Thailand mencatat kerugian hampir 9 miliar baht akibat penipuan daring selama enam bulan pertama tahun 2026, seiring dengan peningkatan upaya pihak berwenang untuk memerangi meningkatnya kejahatan keuangan digital.
Dewan Perlindungan Konsumen Thailand (TCC) mengatakan lebih dari 170.000 kasus penipuan daring dilaporkan antara Januari dan Juni, dengan kerugian rata-rata melebihi 52.000 baht per kasus.
Platform media sosial tetap menjadi saluran utama bagi para penipu, dengan Facebook menyumbang lebih dari 61% kasus yang dilaporkan. Aktivitas penipuan meliputi iklan investasi palsu, penipuan peniruan identitas, dan penjualan online palsu. Pihak berwenang mengatakan risiko serupa juga terlihat di platform digital lainnya, menunjukkan bahwa penipuan online telah menjadi masalah ekosistem yang lebih luas.

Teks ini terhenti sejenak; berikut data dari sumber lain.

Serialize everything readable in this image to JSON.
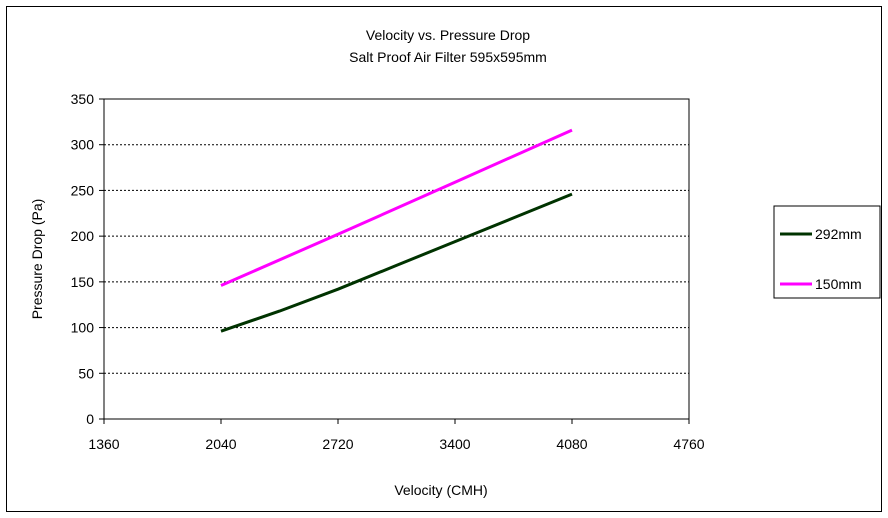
{
  "chart_data": {
    "type": "line",
    "title": "Velocity vs. Pressure Drop",
    "subtitle": "Salt Proof Air Filter 595x595mm",
    "xlabel": "Velocity (CMH)",
    "ylabel": "Pressure Drop (Pa)",
    "xlim": [
      1360,
      4760
    ],
    "ylim": [
      0,
      350
    ],
    "xticks": [
      "1360",
      "2040",
      "2720",
      "3400",
      "4080",
      "4760"
    ],
    "yticks": [
      "0",
      "50",
      "100",
      "150",
      "200",
      "250",
      "300",
      "350"
    ],
    "grid": true,
    "legend_position": "right",
    "series": [
      {
        "name": "292mm",
        "color": "#003300",
        "points": [
          [
            2040,
            96
          ],
          [
            2380,
            118
          ],
          [
            2720,
            142
          ],
          [
            3060,
            168
          ],
          [
            3400,
            194
          ],
          [
            3740,
            220
          ],
          [
            4080,
            246
          ]
        ]
      },
      {
        "name": "150mm",
        "color": "#ff00ff",
        "points": [
          [
            2040,
            146
          ],
          [
            2720,
            202
          ],
          [
            3400,
            259
          ],
          [
            4080,
            316
          ]
        ]
      }
    ]
  }
}
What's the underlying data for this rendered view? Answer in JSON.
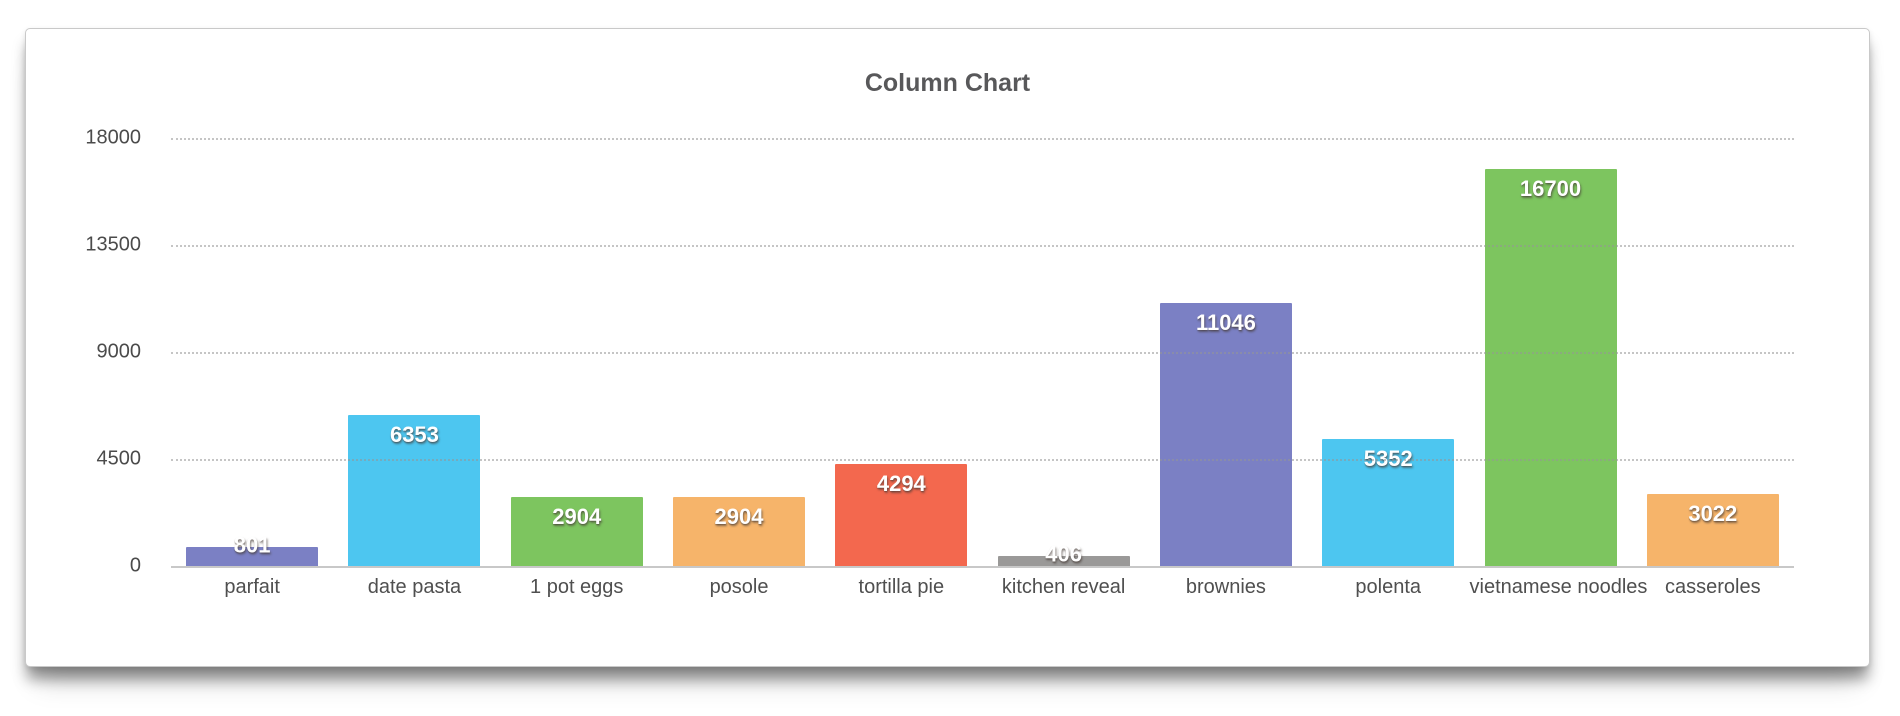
{
  "chart_data": {
    "type": "bar",
    "title": "Column Chart",
    "categories": [
      "parfait",
      "date pasta",
      "1 pot eggs",
      "posole",
      "tortilla pie",
      "kitchen reveal",
      "brownies",
      "polenta",
      "vietnamese noodles",
      "casseroles"
    ],
    "values": [
      801,
      6353,
      2904,
      2904,
      4294,
      406,
      11046,
      5352,
      16700,
      3022
    ],
    "bar_colors": [
      "#7b80c4",
      "#4dc6f0",
      "#7dc55f",
      "#f6b46a",
      "#f3684e",
      "#9a9998",
      "#7b80c4",
      "#4dc6f0",
      "#7dc55f",
      "#f6b46a"
    ],
    "value_label_color": "#ffffff",
    "y_ticks": [
      0,
      4500,
      9000,
      13500,
      18000
    ],
    "ylim": [
      0,
      18000
    ],
    "xlabel": "",
    "ylabel": "",
    "grid": "horizontal-dotted",
    "legend": "none"
  },
  "colors": {
    "card_background": "#ffffff",
    "card_border": "#c9c9c9",
    "title_text": "#58585a",
    "tick_text": "#4b4b4b",
    "category_text": "#4f4f4f",
    "gridline": "#c4c4c4",
    "baseline": "#c8c8c8"
  }
}
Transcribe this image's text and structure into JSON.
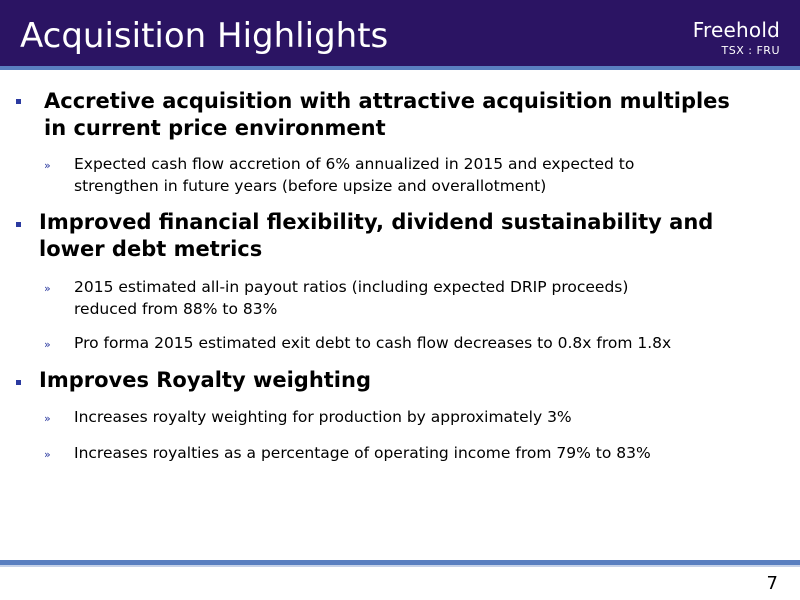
{
  "header": {
    "title": "Acquisition Highlights",
    "brand": "Freehold",
    "ticker": "TSX : FRU"
  },
  "bullets": [
    {
      "text_line1": "Accretive acquisition with attractive acquisition multiples",
      "text_line2": "in current price environment",
      "subs": [
        {
          "line1": "Expected cash flow accretion of 6% annualized in 2015 and expected to",
          "line2": "strengthen in future years (before upsize and overallotment)"
        }
      ]
    },
    {
      "text_line1": "Improved financial flexibility, dividend sustainability and",
      "text_line2": "lower debt metrics",
      "subs": [
        {
          "line1": "2015 estimated all-in payout ratios (including expected DRIP proceeds)",
          "line2": "reduced from 88% to 83%"
        },
        {
          "line1": "Pro forma 2015 estimated exit debt to cash flow decreases to 0.8x from 1.8x"
        }
      ]
    },
    {
      "text_line1": "Improves Royalty weighting",
      "subs": [
        {
          "line1": "Increases royalty weighting for production by approximately 3%"
        },
        {
          "line1": "Increases royalties as a percentage of operating income from 79% to 83%"
        }
      ]
    }
  ],
  "sub_marker": "»",
  "page_number": "7",
  "colors": {
    "header_bg": "#2b1463",
    "accent": "#5a7fc0",
    "bullet_marker": "#2b3aa0"
  }
}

TCC telah mengambil tindakan hukum terhadap platform daring dan lembaga keuangan terkait, dengan alasan bahwa penyedia layanan harus memperkuat langkah-langkah perlindungan konsumen. Dewan tersebut menyerukan peningkatan penyaringan iklan penipuan, deteksi aktivitas penipuan berbasis AI, dan kontrol yang lebih ketat terhadap aplikasi palsu.
Sementara itu, Kementerian Ekonomi Digital dan Masyarakat (DES) Thailand sedang mengembangkan sistem berbagi data lintas bank untuk mengatasi rekening perantara yang digunakan oleh penipu untuk memindahkan dana curian.
Kerangka kerja yang diusulkan akan menghubungkan informasi dari Registri Penipuan Pusat, basis data anti pencucian uang, dan Pusat Operasi Anti Penipuan Online. Setelah suatu akun diidentifikasi terkait dengan aktivitas penipuan, pihak berwenang akan dapat menangguhkan transaksi di berbagai rekening individu tersebut di beberapa bank.
Thailand juga sedang mempersiapkan prosedur pengembalian dana yang lebih cepat bagi korban penipuan, memungkinkan klaim kompensasi melalui Kantor Anti Pencucian Uang tanpa menunggu perintah pengadilan. Langkah-langkah ini bertujuan untuk menggeser pendekatan negara dari menanggapi setelah kerugian terjadi menjadi mencegah transaksi penipuan sebelum dana hilang.